In this talk, I will discuss our journey in developing an AI-based program analysis tool for bug detection. We consider two types of bug detection methodologies, each focusing on bugs in general contexts or specific contexts. The first type focuses on identifying bugs in general contexts. In this case, the analysis designers formally define correctness conditions (e.g., “index < size” or “divisor != 0”) and design tools (e.g., abstract domains/semantics) that can be applied to any programs written in the target language. For this category, our system prioritizes alarms by calculating the relevance of each alarm to externally provided information, such as user feedback, program changes, or dynamic analysis results.
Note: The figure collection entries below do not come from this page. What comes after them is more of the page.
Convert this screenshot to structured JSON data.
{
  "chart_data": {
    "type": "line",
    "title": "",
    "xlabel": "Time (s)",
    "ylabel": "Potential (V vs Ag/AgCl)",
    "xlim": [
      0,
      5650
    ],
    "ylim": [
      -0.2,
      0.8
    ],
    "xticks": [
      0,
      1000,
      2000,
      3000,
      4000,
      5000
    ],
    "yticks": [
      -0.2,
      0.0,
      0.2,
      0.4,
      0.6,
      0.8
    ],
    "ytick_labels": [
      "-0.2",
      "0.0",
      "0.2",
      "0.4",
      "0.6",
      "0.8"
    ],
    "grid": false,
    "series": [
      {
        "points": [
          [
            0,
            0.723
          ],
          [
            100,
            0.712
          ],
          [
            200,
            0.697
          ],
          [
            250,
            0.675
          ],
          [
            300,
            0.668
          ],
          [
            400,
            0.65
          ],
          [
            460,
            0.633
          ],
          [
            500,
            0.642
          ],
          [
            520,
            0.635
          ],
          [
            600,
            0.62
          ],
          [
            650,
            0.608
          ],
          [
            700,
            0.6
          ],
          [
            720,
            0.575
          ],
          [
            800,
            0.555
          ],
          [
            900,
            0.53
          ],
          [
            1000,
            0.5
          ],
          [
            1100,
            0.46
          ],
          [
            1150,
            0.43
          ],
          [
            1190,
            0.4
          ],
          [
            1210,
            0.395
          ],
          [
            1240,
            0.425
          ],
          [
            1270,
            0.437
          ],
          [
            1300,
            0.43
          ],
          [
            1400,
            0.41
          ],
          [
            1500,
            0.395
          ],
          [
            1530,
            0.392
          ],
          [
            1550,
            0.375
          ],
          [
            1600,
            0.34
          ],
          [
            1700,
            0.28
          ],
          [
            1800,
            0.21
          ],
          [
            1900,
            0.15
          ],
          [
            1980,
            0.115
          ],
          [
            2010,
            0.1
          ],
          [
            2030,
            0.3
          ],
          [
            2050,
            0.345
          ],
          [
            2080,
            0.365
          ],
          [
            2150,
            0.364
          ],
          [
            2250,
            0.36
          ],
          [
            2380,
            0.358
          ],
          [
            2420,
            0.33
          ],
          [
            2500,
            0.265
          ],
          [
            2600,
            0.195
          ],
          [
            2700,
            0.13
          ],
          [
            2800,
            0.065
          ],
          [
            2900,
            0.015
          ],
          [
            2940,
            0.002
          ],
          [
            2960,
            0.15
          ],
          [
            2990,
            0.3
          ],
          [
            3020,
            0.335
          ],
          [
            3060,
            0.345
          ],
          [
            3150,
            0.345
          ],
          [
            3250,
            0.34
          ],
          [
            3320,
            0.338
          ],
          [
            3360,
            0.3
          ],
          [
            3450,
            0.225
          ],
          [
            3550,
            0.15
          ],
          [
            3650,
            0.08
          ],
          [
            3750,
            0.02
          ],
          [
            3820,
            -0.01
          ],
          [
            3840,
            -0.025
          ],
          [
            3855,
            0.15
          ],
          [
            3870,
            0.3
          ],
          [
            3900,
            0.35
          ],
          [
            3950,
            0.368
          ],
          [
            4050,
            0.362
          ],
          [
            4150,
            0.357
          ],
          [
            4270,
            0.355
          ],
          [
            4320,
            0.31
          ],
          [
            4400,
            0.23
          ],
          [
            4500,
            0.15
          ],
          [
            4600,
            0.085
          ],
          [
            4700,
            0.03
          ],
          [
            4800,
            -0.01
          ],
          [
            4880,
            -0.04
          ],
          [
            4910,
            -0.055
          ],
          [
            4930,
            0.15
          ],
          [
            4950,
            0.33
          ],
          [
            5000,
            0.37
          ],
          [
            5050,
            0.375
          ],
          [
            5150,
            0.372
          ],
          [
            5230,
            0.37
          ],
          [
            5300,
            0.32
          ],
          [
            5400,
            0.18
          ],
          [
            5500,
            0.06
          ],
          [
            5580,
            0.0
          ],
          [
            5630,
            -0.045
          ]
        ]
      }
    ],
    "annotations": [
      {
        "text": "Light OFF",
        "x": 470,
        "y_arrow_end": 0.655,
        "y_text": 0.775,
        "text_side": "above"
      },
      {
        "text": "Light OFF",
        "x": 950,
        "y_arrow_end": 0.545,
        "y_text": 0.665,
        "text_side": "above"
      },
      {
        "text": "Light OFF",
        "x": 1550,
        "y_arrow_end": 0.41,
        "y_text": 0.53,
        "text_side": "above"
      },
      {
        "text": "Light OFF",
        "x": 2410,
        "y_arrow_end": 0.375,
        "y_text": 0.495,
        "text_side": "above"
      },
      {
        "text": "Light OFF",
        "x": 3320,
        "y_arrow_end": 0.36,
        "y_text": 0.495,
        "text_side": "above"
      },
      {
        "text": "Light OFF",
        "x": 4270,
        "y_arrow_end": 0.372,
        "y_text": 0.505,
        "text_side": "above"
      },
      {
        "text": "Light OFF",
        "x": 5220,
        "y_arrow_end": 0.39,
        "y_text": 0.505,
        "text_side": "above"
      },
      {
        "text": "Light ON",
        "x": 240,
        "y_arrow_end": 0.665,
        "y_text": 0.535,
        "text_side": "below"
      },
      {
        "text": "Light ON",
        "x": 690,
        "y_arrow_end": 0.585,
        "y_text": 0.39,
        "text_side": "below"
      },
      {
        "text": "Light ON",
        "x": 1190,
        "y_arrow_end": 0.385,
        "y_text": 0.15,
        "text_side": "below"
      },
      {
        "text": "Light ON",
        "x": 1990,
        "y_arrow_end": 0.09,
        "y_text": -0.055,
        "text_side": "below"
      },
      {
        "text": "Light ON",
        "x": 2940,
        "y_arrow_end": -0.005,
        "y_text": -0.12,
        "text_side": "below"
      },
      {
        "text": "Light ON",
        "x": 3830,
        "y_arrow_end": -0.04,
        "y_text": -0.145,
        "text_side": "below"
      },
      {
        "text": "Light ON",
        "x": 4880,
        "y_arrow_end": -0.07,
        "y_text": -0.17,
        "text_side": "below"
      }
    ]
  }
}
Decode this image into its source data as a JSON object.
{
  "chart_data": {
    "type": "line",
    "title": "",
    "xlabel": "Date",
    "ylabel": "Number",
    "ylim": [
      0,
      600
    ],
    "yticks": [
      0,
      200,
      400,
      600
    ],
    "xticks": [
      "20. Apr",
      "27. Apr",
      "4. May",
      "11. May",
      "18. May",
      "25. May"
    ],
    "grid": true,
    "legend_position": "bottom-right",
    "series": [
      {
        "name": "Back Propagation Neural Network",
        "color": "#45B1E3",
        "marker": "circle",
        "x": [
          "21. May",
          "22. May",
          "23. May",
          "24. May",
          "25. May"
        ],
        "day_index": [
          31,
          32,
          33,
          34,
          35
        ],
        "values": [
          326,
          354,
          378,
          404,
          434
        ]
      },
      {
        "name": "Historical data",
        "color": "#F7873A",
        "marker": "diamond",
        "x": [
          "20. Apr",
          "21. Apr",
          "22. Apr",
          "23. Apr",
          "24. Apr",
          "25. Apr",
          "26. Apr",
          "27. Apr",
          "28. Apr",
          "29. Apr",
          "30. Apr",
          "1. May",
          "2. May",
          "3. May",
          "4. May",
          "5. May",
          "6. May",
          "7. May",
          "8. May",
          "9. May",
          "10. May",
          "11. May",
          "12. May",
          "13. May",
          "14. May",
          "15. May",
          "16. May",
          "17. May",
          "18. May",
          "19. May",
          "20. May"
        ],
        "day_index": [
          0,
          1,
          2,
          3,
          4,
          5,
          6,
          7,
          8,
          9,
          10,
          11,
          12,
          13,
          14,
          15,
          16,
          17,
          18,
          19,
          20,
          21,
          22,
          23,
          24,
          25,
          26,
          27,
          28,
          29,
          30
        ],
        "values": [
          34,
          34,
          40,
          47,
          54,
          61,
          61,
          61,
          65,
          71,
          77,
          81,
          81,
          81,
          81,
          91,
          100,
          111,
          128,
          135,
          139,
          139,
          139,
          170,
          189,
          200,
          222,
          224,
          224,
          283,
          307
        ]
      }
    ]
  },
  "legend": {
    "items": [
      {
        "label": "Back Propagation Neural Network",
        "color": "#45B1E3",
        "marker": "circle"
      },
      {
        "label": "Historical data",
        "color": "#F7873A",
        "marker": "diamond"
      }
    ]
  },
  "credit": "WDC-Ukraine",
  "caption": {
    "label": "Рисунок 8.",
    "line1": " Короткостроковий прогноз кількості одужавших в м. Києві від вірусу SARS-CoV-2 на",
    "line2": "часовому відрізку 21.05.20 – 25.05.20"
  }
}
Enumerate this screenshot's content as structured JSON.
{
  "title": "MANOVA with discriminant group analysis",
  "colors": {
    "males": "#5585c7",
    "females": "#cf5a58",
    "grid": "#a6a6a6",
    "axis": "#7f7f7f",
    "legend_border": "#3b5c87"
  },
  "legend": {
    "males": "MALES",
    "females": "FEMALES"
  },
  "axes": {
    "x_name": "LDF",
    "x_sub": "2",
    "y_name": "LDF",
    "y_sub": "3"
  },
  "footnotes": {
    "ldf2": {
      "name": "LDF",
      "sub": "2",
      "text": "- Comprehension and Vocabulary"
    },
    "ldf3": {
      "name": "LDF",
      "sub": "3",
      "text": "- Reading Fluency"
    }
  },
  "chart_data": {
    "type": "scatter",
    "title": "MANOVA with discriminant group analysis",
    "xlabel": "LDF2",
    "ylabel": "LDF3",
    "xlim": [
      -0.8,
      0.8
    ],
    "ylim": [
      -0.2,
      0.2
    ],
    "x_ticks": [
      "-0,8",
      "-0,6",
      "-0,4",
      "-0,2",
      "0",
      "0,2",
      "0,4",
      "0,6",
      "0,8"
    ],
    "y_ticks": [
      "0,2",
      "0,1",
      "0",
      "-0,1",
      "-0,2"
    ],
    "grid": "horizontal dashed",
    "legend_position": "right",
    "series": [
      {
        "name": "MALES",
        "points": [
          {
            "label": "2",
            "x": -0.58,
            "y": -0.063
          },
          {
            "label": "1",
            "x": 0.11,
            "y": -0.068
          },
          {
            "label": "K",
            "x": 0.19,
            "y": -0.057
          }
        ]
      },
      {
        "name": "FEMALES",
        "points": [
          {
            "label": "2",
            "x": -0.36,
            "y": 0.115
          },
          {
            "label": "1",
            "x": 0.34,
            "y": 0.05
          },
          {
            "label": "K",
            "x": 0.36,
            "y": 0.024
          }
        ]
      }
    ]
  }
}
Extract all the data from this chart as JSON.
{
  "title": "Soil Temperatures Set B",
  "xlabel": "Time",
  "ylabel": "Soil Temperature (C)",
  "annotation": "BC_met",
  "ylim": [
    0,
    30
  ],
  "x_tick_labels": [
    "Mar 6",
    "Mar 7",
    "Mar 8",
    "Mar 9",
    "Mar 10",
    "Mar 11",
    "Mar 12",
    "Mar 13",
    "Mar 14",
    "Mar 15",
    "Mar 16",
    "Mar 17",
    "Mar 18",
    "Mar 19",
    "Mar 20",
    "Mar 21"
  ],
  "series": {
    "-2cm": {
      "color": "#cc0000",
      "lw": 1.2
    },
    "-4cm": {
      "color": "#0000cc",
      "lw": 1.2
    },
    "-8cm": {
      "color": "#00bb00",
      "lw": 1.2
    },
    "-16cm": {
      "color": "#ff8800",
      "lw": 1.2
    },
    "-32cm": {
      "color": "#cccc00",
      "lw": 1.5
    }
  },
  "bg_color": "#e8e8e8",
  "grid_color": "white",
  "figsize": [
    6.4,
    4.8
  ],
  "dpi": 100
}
All this information is incorporated into a probabilistic model based on a Bayesian network. The relevance computed by the model significantly reduces the burden of manual alarm inspection. The second type concentrates on bugs in specific contexts. Here, the designers specify particular scenarios that trigger the target bugs, such as “buffer overflows caused by reading a malicious image file”, and identify code patterns that resemble these scenarios. For this category, our system automatically extracts bug patterns from a large corpus of known faulty programs and calculates a similarity score for each alarm with respect to these patterns. The alarms are then prioritized based on their similarity scores, leading to a substantial improvement in bug detection precision. I will discuss our experiences in developing these systems.

Kihong Heo is an Assistant Professor of the School of Computing and Graduate School of Information Security at KAIST. His research aims to develop programming systems for safe, simple, and smart software. In particular, his work has focused on advanced program reasoning systems enabled by semantic-based program analysis and AI techniques. His research has been recognized by ACM SIGPLAN Distinguished Paper Award at PLDI 2019, ACM SIGSOFT Distinguished Paper Award at ICSE 2019, and Facebook’s Infer static analyzer. He obtained his Ph.D. and B.S. in Computer Science and Engineering from Seoul National University. Prior to joining KAIST, he was a postdoctoral researcher at the University of Pennsylvania.